A saudade que a chuva não leva

NOTA DO AUTOR:
Este conto foi escrito para o Desafio de Contos Mentes Criativas feito pelo perfil concursoffdc cujo tema proposto é "Pelas Ruas da Cidade".

Num dia como esse é que me vem à memória, é assim que percebo que andar pela estrada nem sempre pode ser fácil para mim. Já é hora de visitar novamente o passado e, mesmo que hoje em dia minha rotina não seja mais a mesma, eu devo a mim mesmo essa troca do remorso pelo belo sentimento de saudade daquilo que não posso mais ter.

Nesse dia chuvoso e nublado, continuo caminhando pela rua enquanto penso nas memórias que esse lugar guarda, nos clamores que ele exala e no quanto o mesmo significa para mim, até que, finalmente, chego ao meu destino que, mesmo aparentando cinzento e triste, é, na maioria das vezes, minha maior felicidade e meu maior motivo de continuar a vida sem muitos arrependimentos.

Carrego comigo uma caneta e um caderno que seriam a única novidade em meio a minha visita rotineira a este local e a presença destes objetos é graças ao dia de hoje, que exigiu uma maior necessidade de se expressar a verdade, a qual só poderia ser alcançada, em minha opinião, por meio da movimentação lenta da caneta no papel, desenhando em letras a emoção do momento.
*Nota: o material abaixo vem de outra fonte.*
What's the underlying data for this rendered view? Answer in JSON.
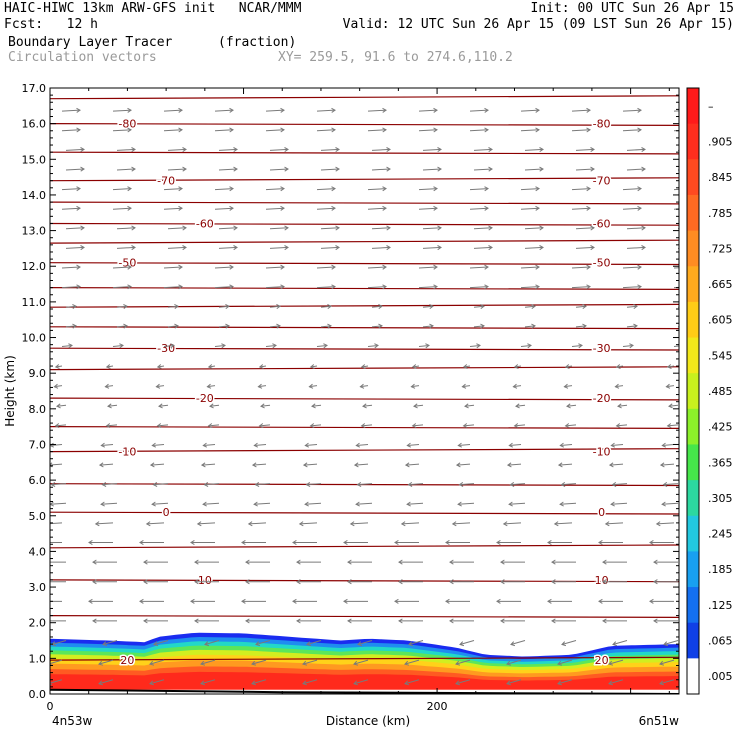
{
  "header": {
    "line1_left": "HAIC-HIWC 13km ARW-GFS init   NCAR/MMM",
    "line1_right": "Init: 00 UTC Sun 26 Apr 15",
    "line2_left": "Fcst:   12 h",
    "line2_right": "Valid: 12 UTC Sun 26 Apr 15 (09 LST Sun 26 Apr 15)",
    "field1_name": "Boundary Layer Tracer",
    "field1_units": "(fraction)",
    "field2_name": "Circulation vectors",
    "xy_text": "XY= 259.5, 91.6 to 274.6,110.2"
  },
  "chart_data": {
    "type": "heatmap",
    "ylabel": "Height (km)",
    "xlabel": "Distance (km)",
    "ylim": [
      0,
      17
    ],
    "yticks": [
      "0.0",
      "1.0",
      "2.0",
      "3.0",
      "4.0",
      "5.0",
      "6.0",
      "7.0",
      "8.0",
      "9.0",
      "10.0",
      "11.0",
      "12.0",
      "13.0",
      "14.0",
      "15.0",
      "16.0",
      "17.0"
    ],
    "xlim": [
      0,
      325
    ],
    "xticks": [
      {
        "value": 0,
        "label": "0"
      },
      {
        "value": 200,
        "label": "200"
      }
    ],
    "x_endpoint_labels": {
      "left": "4n53w",
      "right": "6n51w"
    },
    "tracer_top_km": [
      {
        "x": 0,
        "top": 1.55
      },
      {
        "x": 30,
        "top": 1.5
      },
      {
        "x": 50,
        "top": 1.45
      },
      {
        "x": 55,
        "top": 1.6
      },
      {
        "x": 75,
        "top": 1.72
      },
      {
        "x": 100,
        "top": 1.7
      },
      {
        "x": 125,
        "top": 1.6
      },
      {
        "x": 150,
        "top": 1.5
      },
      {
        "x": 165,
        "top": 1.55
      },
      {
        "x": 185,
        "top": 1.5
      },
      {
        "x": 210,
        "top": 1.3
      },
      {
        "x": 225,
        "top": 1.1
      },
      {
        "x": 245,
        "top": 1.05
      },
      {
        "x": 270,
        "top": 1.1
      },
      {
        "x": 290,
        "top": 1.35
      },
      {
        "x": 325,
        "top": 1.4
      }
    ],
    "contour_lines": {
      "label_units": "temperature",
      "labeled": [
        {
          "label": "-80",
          "height_km": 16.0
        },
        {
          "label": "-70",
          "height_km": 14.4
        },
        {
          "label": "-60",
          "height_km": 13.2
        },
        {
          "label": "-50",
          "height_km": 12.1
        },
        {
          "label": "-30",
          "height_km": 9.7
        },
        {
          "label": "-20",
          "height_km": 8.3
        },
        {
          "label": "-10",
          "height_km": 6.8
        },
        {
          "label": "0",
          "height_km": 5.1
        },
        {
          "label": "10",
          "height_km": 3.2
        },
        {
          "label": "20",
          "height_km": 0.95
        }
      ]
    },
    "colorbar": {
      "labels": [
        "–",
        ".905",
        ".845",
        ".785",
        ".725",
        ".665",
        ".605",
        ".545",
        ".485",
        ".425",
        ".365",
        ".305",
        ".245",
        ".185",
        ".125",
        ".065",
        ".005"
      ],
      "colors": [
        "#ff1a1a",
        "#ff2e1e",
        "#ff4a20",
        "#ff6a22",
        "#ff8c22",
        "#ffaa1e",
        "#ffcc16",
        "#f2e81a",
        "#c8f01e",
        "#8cf02a",
        "#46e64a",
        "#2cd8a0",
        "#22c8e0",
        "#18a0f0",
        "#1470f0",
        "#1040e6",
        "#ffffff"
      ]
    },
    "vectors": {
      "upper_direction": "east",
      "middle_direction": "west",
      "lower_direction": "southwest"
    },
    "colors": {
      "contour": "#8b0000",
      "vector": "#7a7a7a",
      "axis": "#000000"
    }
  }
}
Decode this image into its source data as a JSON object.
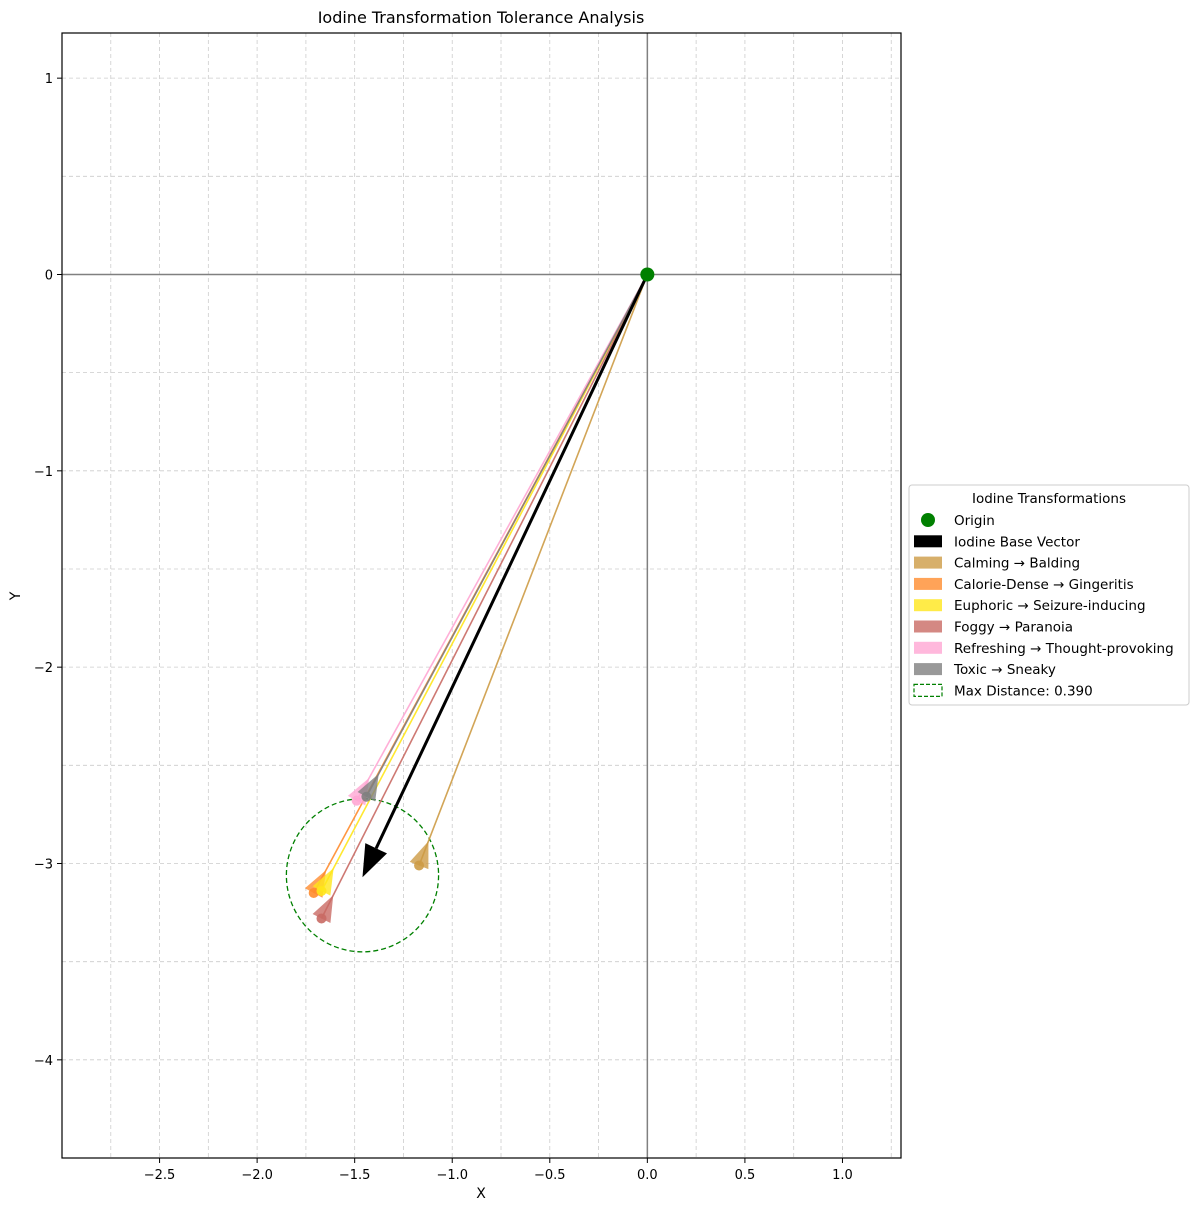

Antes de vir, avisei Maggie do quão particular é este momento que tenho a cada dia, enfatizando, ainda, que hoje o que eu tanto esperei, ou pelo menos quem eu estou visitando hoje desejou, finalmente aconteceu. Agora as nuvens parecem se dispersar e a chuva se transformou apenas em chuvisco, e, aproveitando o momento, escrevo as últimas partes da única carta capaz de expressar o que desejo para a pessoa que mais amo.

Querida Ana,

Sei que a visitei ontem, mas para mim faz muito tempo que não a vejo. Tenho tanto a contar que talvez nem existam linhas o bastante numa só folha para lhe escrever. Hoje tenho de tentar descrever em papel o que me ocorreu em decorrência da importância que você dava a este fato.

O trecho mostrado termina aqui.